The dairy cowherd on January 1 was 9.33 million head, down a scant 18,800 head from last year. Dairy replacement heifers were 4.64 million head, down 0.9 percent year over year. The dairy replacements heifer inventory is 49.7 percent of the dairy cowherd, slightly lower than the average of the last decade. The number of dairy heifers expected to calve this year is down 2.5 percent year over year.
The 2019 calf crop was 36.06 million head, down 0.7 percent year over year. The cyclical peak 2018 calf crop of 36.3 million was the largest calf crop since 2007 when the total calf crop was 36.8 million head.
The January 1, 2020 inventory of other heifers was 9.71 million head, up 0.9 percent year over year; the inventory of steers over 500 pounds was 16.67 million head, down 0.5 percent; and calves under 500 pounds had an inventory of 14.74 million head, up 1.4 percent year over year. The total of other heifers, steers, and calves minus the cattle on feed inventory leads to an estimated supply of feeder cattle outside of feedlots of 26.45 million head, down 0.4 percent from one year ago.
The cattle on feed inventory of 14.67 million head, up 2.1 percent year over year, is the largest since the 2008 level of 14.8 million head. These numbers show that the last pulse of larger cattle numbers are currently in feedlots and cattle slaughter will be up in the first quarter before declining through the second half of the year.

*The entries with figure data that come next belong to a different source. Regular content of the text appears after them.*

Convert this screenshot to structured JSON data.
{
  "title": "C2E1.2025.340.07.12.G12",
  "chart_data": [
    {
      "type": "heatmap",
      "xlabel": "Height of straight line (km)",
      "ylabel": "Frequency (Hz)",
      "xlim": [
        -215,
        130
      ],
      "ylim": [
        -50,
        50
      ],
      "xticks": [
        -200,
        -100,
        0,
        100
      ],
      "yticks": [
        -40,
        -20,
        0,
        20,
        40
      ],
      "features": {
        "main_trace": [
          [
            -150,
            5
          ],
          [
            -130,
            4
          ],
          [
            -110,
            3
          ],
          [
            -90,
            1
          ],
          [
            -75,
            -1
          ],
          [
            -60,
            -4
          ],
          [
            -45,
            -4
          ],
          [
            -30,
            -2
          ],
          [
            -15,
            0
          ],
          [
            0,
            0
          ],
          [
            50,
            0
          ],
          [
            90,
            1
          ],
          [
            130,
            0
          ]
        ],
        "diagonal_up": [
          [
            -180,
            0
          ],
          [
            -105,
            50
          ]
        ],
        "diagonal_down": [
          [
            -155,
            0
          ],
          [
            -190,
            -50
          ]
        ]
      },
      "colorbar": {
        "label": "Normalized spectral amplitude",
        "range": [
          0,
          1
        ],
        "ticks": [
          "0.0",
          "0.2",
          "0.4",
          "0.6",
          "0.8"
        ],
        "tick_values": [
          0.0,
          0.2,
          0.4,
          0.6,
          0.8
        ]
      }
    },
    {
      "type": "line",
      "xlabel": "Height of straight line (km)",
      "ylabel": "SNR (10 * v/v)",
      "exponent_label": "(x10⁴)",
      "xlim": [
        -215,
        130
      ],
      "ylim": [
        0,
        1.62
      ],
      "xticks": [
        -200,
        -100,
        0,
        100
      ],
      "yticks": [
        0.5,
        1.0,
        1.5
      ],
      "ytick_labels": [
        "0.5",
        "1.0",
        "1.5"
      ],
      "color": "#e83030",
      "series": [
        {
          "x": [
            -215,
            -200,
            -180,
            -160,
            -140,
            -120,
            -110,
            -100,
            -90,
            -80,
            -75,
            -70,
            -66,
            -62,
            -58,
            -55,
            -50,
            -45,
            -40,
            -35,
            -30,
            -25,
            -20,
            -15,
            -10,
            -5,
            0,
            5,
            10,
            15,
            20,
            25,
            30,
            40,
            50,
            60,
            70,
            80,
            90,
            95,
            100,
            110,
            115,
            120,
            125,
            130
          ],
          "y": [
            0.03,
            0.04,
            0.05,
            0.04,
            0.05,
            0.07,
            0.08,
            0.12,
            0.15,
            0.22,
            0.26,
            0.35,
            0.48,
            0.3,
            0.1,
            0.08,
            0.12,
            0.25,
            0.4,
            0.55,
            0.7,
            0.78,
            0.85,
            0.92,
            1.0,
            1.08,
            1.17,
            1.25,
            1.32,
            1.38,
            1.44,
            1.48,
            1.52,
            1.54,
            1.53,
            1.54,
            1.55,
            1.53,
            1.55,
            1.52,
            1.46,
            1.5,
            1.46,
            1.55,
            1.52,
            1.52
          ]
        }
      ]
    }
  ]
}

However, higher carcass weights are projected to offset a slight decline in cattle slaughter and push total 2020 beef production higher to new record levels. Beef production is likely, however, to be lower year over year by the fourth quarter of the year.
Market conditions in 2020 will determine the trajectory of the cattle industry from this point forward. Modestly higher prices are projected in 2020, combined with improved international market potential, could restart herd expansion. Alternatively, continued political and economic turbulence or shocks, such as coronavirus, could drag markets down and hold cattle inventories flat or fall into more liquidation.